In the Weekly Standard, Randy Barnett and I offer five lessons that should guide the next GOP selection for the Supreme Court. Here is the introduction, and the five lessons:
When Chief Justice John Roberts administers the oath of office to the next president, he will be flanked by three, and almost four, octogenarians: Justices Ruth Bader Ginsburg (83), Antonin Scalia (80), Anthony Kennedy (80), and Stephen Breyer (77). The next president will likely have the opportunity to appoint a replacement for one, two, three, or maybe even four of those justices. These decisions will reshape the Court and how it reads the Constitution for decades to come. Republican presidential candidates will likely pledge to appoint “constitutional conservatives” to the bench—which ought to mean judges who will be constrained by its original meaning.

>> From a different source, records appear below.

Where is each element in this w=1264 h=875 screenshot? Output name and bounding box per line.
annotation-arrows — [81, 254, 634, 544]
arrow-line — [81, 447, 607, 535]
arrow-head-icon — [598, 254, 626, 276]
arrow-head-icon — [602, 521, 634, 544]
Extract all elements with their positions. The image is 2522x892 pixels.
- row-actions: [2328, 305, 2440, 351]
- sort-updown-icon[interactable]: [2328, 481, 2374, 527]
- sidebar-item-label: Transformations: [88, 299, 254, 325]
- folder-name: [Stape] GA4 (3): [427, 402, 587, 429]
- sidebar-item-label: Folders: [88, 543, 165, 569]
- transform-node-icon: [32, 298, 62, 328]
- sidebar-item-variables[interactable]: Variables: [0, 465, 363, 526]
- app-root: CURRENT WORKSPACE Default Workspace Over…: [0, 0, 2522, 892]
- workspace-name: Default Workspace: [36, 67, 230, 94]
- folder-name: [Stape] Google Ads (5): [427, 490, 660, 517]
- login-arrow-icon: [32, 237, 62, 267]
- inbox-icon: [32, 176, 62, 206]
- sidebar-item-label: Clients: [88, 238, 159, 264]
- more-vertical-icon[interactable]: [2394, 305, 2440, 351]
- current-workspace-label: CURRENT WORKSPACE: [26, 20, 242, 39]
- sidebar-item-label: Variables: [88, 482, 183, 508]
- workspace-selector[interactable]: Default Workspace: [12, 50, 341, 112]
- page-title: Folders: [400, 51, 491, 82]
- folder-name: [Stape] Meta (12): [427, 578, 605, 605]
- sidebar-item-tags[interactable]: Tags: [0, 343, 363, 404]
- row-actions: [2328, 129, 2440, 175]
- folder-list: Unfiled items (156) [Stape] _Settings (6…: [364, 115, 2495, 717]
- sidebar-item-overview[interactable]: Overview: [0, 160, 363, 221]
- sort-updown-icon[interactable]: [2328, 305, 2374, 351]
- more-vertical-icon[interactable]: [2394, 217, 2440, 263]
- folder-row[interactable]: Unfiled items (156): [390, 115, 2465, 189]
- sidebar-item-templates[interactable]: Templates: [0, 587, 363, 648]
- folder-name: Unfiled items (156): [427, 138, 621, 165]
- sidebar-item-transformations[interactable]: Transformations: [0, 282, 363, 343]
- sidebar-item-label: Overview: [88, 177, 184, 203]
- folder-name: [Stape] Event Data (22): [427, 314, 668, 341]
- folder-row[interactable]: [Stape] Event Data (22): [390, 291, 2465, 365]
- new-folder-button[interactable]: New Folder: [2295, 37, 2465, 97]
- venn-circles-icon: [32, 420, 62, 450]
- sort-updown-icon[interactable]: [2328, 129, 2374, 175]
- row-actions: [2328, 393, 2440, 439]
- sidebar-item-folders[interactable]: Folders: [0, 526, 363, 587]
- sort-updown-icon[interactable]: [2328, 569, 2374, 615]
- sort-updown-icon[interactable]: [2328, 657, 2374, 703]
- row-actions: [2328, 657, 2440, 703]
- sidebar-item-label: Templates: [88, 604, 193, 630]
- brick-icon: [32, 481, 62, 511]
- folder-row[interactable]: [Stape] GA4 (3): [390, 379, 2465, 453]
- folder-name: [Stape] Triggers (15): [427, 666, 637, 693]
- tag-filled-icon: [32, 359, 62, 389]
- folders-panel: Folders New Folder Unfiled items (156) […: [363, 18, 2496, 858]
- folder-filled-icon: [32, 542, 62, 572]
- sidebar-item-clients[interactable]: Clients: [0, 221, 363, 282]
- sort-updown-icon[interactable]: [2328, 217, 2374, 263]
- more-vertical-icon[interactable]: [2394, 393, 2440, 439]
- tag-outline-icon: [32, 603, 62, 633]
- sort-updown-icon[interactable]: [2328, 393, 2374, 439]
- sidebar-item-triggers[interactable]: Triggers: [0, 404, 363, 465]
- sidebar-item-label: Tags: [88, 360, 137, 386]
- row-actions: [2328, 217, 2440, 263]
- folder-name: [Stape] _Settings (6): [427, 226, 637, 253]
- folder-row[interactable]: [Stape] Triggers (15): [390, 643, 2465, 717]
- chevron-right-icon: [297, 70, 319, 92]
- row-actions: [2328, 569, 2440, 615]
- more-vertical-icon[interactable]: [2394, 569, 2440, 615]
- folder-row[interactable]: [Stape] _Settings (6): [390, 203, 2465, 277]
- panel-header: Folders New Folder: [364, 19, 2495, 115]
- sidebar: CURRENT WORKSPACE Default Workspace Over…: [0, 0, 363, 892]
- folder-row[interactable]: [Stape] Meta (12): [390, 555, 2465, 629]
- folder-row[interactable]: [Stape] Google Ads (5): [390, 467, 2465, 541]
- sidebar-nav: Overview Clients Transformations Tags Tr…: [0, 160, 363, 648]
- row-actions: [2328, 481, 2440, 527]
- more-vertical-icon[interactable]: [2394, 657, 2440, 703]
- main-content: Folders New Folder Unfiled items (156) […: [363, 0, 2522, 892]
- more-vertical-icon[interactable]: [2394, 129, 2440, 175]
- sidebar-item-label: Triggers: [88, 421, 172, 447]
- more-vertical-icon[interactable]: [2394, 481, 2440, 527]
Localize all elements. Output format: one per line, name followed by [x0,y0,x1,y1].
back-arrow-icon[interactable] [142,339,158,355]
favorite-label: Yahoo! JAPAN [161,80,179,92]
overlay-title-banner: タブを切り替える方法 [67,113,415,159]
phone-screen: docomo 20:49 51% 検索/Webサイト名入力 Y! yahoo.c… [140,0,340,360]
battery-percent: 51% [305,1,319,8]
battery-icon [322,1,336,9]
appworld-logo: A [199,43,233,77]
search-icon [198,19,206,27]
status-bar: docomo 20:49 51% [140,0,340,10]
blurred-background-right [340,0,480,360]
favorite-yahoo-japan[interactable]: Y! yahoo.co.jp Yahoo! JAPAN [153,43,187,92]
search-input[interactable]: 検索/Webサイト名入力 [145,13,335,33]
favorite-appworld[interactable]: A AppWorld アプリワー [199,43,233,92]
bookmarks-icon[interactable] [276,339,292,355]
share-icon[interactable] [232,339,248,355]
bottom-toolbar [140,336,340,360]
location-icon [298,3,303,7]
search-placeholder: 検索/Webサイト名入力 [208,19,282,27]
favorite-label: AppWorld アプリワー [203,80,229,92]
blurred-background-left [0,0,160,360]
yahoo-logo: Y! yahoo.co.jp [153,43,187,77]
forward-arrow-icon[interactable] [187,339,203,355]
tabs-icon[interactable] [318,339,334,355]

However, GOP presidents have filled 12 out of 18 Supreme Court vacancies over the past half-century, with disappointing results. This track record teaches five important lessons that should guide future nominations.
1. Bruising confirmation battles are worth the political capital for a lifetime appointment …
2. Paper trails are an asset, not a disqualification
3. Reject clichéd calls for ‘judicial restraint’
4. Focus on the Constitution, not issues du jour
5. Focus on clauses, not cases
Randy and I offer a lot of different ideas of how best to select judges, and learn from past selections (both the good and the bad). Our sincere hope is that these guidelines elevate the debate over judicial selections from hackneyed cliches to meaningful discourse.